Which Historical Lady Globetrotter Are You?
Began her first of eight world tours in 1889 as a missionary for the Woman’s Christian Temperance Union. Claimed to have slept in 2,700 beds. “We are always longing to be something we are not; reaching for things just beyond our grasp; trying to climb to heights we can never attain.”
In 1904, embarked on a three-year journey to find "vampires and shrunken heads" in South America. Also claimed to have visited every American Indian tribe in North America. “I’ve never found my sex a hinderment; never faced a difficulty which a woman, as well as a man, could not surmount; never felt a fear of danger; never lacked courage to protect myself. I’ve been in tight places and have seen harrowing things.”
Moved to Paris at age 19 to become a dancer and actress. During WWII, traveled to Morocco, Spain, and Egypt and used her dance company as a cover for gathering intelligence for the French Resistance. “The things we truly love stay with us always, locked in our hearts as long as life remains.”
In 1946, became the first American woman to visit Antarctica and was one of the first two women to overwinter. Visited Antarctica a total of 15 times.
At age 16, answered a newspaper ad looking for stunt drivers. In 1926, drove across 43 African countries and at times resorted to using banana grease for oil.

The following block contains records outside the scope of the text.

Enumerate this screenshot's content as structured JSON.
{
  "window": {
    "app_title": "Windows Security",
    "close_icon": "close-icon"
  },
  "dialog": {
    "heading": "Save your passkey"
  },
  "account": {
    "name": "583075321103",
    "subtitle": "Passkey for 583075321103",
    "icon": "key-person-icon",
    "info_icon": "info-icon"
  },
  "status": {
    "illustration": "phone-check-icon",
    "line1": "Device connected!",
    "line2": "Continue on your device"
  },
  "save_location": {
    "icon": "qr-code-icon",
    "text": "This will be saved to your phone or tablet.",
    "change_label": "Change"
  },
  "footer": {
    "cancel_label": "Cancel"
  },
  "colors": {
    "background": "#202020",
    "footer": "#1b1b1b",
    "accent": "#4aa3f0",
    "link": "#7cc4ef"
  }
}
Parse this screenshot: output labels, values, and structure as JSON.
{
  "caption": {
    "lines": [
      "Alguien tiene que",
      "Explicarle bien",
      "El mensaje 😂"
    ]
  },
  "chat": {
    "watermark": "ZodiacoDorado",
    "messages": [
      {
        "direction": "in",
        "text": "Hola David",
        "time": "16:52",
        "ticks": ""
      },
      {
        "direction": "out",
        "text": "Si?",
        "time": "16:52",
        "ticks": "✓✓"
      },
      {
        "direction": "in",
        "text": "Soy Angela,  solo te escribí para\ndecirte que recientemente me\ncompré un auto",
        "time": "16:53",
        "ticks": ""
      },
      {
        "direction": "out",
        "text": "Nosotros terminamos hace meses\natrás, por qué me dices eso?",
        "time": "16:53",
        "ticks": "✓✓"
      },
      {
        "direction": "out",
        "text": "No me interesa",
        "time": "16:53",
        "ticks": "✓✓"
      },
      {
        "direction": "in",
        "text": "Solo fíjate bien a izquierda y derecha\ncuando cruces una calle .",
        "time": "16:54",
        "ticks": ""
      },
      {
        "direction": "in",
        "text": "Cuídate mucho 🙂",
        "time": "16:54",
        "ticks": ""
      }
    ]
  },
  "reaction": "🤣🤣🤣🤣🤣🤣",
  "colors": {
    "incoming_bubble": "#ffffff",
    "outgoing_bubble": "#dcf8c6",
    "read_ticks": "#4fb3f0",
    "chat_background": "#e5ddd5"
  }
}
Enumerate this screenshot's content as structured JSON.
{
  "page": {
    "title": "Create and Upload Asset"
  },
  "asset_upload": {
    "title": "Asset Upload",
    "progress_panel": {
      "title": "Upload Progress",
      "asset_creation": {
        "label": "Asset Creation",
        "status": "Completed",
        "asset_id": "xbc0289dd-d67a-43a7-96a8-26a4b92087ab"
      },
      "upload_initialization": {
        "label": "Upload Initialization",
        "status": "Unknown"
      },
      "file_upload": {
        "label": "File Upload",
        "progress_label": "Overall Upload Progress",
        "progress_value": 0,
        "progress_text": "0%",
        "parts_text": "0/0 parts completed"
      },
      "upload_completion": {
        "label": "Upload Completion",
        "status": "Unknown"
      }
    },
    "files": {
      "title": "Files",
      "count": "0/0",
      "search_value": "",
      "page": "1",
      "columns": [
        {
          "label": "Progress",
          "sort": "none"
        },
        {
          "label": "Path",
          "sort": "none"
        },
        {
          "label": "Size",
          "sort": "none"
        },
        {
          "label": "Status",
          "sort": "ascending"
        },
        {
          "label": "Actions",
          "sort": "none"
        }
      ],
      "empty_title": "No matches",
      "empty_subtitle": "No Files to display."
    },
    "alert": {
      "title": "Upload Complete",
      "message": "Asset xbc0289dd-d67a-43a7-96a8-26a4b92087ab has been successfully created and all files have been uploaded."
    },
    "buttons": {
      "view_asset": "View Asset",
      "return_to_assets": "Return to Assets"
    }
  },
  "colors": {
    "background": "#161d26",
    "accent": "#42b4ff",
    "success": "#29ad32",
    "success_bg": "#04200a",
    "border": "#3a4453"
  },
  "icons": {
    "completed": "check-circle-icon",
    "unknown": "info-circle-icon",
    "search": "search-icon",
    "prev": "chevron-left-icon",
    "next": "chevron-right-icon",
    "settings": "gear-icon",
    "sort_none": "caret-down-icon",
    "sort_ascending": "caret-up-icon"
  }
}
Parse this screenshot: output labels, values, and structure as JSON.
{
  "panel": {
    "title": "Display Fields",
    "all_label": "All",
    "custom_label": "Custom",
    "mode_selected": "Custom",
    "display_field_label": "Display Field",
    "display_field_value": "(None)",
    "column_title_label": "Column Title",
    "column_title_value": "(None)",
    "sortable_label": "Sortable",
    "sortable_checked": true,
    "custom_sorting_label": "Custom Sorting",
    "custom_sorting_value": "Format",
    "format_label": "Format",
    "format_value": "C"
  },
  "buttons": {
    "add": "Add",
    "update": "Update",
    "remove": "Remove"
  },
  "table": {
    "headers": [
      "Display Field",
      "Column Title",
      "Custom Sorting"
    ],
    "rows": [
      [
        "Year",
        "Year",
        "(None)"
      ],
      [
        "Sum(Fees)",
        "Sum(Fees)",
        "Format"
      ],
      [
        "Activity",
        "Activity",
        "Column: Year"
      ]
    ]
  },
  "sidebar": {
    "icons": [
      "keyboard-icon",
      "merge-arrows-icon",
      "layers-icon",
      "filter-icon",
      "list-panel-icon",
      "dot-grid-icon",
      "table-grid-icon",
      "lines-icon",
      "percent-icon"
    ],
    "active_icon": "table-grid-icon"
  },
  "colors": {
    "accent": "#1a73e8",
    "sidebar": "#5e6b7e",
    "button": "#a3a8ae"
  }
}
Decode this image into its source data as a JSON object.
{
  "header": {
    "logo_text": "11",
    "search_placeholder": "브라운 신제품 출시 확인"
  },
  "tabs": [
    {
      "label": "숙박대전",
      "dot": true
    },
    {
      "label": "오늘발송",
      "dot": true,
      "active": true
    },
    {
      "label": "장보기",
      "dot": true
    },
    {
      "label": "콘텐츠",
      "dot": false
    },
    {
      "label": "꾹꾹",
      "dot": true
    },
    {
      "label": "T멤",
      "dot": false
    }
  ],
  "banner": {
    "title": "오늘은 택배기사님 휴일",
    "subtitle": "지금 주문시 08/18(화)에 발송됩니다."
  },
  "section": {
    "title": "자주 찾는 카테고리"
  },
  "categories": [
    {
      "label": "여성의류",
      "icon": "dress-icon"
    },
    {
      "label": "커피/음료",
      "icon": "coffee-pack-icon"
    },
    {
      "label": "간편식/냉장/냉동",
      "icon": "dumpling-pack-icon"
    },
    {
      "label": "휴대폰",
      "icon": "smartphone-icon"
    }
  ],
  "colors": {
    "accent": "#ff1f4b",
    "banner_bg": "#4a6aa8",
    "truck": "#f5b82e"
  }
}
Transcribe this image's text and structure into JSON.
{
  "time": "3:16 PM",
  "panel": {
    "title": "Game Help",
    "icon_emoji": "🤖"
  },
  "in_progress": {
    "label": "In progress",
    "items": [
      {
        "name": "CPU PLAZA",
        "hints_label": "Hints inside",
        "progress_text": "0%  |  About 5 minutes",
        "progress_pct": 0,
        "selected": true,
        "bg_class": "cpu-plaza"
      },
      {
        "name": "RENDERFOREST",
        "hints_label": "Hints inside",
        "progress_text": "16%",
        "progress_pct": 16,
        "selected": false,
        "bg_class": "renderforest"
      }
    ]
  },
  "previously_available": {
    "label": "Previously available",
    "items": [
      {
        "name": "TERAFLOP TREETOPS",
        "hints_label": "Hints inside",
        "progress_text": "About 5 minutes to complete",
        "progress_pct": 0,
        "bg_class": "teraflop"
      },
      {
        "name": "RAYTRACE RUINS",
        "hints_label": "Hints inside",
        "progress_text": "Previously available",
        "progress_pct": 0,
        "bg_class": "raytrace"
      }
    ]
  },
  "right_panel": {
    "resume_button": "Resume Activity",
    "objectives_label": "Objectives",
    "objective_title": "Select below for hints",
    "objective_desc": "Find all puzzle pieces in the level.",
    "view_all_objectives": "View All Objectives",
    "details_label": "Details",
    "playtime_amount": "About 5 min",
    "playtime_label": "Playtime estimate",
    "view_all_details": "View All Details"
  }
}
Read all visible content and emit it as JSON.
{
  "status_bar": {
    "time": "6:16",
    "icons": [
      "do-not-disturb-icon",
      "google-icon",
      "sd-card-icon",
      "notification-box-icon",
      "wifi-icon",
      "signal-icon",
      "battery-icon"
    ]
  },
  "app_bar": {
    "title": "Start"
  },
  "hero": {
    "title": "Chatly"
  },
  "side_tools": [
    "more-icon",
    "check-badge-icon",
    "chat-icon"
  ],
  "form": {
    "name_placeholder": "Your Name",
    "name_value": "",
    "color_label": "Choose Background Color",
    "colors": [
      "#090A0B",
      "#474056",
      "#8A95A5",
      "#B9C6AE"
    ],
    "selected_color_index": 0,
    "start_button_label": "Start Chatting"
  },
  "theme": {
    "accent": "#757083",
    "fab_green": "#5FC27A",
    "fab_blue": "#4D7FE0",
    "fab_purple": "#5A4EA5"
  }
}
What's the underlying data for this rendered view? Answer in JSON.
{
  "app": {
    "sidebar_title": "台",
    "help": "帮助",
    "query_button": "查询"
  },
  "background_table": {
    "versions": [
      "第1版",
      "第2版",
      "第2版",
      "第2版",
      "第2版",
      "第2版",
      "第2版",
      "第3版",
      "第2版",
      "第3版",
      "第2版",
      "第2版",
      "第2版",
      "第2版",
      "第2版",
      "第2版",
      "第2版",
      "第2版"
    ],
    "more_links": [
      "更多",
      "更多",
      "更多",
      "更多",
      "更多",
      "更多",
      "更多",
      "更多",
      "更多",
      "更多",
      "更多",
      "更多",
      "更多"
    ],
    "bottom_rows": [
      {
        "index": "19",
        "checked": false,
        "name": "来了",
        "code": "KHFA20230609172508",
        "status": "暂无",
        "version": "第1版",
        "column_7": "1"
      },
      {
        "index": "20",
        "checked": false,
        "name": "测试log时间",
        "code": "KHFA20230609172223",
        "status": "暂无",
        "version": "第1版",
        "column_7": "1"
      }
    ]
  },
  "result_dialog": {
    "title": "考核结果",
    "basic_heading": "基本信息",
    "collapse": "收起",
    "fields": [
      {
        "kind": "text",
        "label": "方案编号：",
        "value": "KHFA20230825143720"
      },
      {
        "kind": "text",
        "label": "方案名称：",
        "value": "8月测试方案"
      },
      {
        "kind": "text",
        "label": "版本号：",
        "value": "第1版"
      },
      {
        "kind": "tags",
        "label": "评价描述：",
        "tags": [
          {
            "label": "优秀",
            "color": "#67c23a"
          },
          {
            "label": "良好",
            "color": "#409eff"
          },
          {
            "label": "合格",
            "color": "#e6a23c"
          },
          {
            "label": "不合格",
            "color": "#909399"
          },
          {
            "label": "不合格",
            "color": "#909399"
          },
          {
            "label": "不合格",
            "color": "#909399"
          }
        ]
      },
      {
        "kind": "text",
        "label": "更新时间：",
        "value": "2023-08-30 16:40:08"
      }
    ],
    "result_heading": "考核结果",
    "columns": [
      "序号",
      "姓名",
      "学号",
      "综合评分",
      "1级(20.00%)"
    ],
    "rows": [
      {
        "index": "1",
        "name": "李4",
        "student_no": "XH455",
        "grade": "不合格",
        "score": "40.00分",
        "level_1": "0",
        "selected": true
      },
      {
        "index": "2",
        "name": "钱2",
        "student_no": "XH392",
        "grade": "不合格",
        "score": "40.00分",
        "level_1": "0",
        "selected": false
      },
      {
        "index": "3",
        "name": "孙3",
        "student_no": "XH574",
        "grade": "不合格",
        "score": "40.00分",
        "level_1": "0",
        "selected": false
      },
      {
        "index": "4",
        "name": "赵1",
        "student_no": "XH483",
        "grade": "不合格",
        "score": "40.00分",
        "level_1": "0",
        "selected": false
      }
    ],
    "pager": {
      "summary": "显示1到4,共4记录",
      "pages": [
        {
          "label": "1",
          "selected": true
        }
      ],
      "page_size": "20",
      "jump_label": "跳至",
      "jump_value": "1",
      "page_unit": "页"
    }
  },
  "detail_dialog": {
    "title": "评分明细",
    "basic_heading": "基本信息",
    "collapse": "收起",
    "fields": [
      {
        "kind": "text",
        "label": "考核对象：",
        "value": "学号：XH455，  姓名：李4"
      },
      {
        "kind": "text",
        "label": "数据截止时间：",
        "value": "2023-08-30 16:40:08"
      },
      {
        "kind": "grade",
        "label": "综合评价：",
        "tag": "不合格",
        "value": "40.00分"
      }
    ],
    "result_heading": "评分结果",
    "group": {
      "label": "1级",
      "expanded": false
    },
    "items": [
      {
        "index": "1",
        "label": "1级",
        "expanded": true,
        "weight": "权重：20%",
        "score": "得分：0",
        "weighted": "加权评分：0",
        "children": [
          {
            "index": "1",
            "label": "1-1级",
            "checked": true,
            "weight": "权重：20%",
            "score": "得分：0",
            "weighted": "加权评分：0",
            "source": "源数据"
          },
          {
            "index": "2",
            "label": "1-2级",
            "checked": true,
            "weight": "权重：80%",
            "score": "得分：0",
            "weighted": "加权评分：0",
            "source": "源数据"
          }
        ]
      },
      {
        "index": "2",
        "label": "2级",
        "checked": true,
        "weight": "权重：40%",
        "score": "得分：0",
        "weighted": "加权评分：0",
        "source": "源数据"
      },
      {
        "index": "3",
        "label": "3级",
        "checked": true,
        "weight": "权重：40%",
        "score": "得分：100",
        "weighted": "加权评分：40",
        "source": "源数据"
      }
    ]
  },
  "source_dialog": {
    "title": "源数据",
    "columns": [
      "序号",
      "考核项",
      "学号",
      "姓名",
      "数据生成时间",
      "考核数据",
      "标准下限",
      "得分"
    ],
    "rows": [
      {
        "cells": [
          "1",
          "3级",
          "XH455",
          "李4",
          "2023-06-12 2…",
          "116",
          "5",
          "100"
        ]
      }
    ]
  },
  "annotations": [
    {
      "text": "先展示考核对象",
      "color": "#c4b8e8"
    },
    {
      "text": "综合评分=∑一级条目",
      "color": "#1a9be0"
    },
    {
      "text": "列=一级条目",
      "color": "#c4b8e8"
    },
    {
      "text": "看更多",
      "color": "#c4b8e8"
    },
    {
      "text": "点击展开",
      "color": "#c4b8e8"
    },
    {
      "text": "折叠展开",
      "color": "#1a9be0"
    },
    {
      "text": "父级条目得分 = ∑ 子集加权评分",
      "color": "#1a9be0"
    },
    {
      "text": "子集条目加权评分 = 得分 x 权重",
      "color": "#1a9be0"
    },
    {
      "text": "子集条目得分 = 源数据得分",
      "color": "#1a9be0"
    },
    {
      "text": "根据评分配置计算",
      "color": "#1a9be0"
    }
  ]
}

Became a seaplane pilot in 1930 and went to Paraguay to document the Bororo tribe. “Remember: posture, bravery, humilité, and the Family Motto: `To Per-se-vere.’”
Climbed the Matterhorn in 1895 while wearing pants, which could have gotten her arrested. In 1914, generated controversy for placing a Women’s Vote banner at the top of Peru's Coropuna. Climbed her last peak, New Hampshire’s Mount Madison, at age 82. “My home is where my truck is.”
In 1926, chartered a ship and sailed north, earning the nickname “Arctic Diana.” Attempted to rescue missing explorer Roald Amundsen and ran secret missions for the U.S. Army during WWII.
In 1931, embarked on a two-year solo journey through the Belgian Congo and spent eight years in China during WWII. Despite a crippling opium addiction and periodic bouts of starvation, she stayed in order to smuggle food to Allied prisoners of war and to write about life under Japanese occupation. “I have deliberately chosen the uncertain path whenever I had the chance.”